Proponents of arbitration have long touted the core values of arbitration: speed, efficiency and finality. As arbitration agreements have become increasingly widespread, many critics suggest that the lack of due process protections in arbitration result in unfairness, especially to the classic one-shot player – the consumer or employee. One way to ensure that parties receive due process, is to provide them a basis for challenging an arbitration award. While the standards for judicial review of arbitration awards are limited, they nevertheless permit a party to challenge the procedural regularity of the arbitral process and, in the majority of jurisdictions, challenge the award if the party believes that the arbitrator manifestly disregarded the law. While courts are skeptical of substantive challenges to arbitration awards, courts do overturn arbitration awards on substantive grounds. One of the obstacles to challenging an arbitration award is that arbitration hearings are not usually recorded or transcribed.

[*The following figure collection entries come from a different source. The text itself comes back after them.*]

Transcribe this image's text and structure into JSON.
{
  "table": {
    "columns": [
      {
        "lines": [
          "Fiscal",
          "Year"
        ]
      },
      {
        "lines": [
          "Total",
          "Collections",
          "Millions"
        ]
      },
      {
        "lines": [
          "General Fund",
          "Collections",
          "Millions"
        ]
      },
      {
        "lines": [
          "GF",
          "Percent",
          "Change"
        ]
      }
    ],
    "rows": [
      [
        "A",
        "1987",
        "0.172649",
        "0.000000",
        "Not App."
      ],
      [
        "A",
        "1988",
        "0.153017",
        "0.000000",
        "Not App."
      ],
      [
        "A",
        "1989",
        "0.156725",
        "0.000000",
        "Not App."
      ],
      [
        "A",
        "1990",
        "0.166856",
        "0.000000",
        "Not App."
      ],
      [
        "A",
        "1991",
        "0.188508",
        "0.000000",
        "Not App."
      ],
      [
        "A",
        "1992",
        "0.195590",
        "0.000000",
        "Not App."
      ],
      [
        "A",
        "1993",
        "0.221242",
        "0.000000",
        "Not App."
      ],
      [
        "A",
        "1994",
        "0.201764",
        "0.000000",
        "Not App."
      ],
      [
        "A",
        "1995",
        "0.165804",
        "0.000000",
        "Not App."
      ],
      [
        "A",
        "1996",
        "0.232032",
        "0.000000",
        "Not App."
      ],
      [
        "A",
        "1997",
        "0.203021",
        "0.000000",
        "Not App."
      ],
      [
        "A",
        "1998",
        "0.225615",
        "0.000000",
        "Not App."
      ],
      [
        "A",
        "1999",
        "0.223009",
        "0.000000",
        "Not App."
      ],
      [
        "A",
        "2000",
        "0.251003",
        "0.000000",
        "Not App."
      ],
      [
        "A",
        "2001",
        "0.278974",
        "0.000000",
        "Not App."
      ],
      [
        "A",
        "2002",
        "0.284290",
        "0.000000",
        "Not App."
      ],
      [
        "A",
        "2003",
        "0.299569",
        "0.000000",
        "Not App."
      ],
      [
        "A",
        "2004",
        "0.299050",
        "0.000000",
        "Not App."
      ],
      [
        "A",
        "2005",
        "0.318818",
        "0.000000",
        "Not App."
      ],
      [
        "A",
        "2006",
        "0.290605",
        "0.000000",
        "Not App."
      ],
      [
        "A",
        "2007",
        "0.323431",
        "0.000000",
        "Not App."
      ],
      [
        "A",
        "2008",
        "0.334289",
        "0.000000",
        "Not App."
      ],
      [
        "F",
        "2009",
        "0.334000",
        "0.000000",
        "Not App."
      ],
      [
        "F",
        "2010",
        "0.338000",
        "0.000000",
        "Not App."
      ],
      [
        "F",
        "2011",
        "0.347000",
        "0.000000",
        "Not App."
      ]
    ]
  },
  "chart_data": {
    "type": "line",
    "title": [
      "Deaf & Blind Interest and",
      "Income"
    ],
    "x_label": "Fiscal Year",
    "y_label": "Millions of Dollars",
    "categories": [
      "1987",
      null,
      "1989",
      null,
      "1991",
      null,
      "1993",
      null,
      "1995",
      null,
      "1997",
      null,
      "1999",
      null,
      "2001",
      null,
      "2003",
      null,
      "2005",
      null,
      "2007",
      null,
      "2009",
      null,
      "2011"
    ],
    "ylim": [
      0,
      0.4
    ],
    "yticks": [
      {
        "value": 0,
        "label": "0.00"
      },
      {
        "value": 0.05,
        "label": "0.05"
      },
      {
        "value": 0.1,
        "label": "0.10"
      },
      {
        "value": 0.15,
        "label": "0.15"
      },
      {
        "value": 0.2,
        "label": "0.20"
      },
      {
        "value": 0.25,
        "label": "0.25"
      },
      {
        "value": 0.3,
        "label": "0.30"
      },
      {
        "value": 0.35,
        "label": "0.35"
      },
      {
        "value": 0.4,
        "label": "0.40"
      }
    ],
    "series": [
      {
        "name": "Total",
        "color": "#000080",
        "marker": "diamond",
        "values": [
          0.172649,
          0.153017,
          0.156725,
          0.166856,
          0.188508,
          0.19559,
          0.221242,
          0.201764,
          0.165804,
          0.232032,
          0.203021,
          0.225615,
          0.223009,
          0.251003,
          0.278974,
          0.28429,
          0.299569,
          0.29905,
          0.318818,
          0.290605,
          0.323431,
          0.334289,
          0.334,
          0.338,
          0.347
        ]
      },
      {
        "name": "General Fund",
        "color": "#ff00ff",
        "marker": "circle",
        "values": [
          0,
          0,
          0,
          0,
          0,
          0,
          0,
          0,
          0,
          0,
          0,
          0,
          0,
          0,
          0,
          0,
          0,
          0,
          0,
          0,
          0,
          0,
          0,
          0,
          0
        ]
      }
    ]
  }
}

An appellate court in D.C. recently confronted the question whether arbitration hearings must be transcribed.
As this case demonstrates, the cost of producing a transcript is relatively low. It is simply the cost of transcribing an audiotape. Transcripts are valuable not only to a party challenging an arbitration award, but also to ensure the integrity of the arbitration process. If the Supreme Court finds that parties may agree to expand judicial review of arbitration awards in Hall St. Assocs. LLC v. Mattel, Inc. 196 F. App’x (9th Cir. 2006), cert. granted, 127 S.Ct. 2875 (May 29, 2007) (online merits brief at http://www.abanet.org/publiced/preview/briefs/nov07.shtml#hallstreet), the issue of transcripts is likely to become even more important. I think such a development would provide important support for the continued viability of the arbitration process.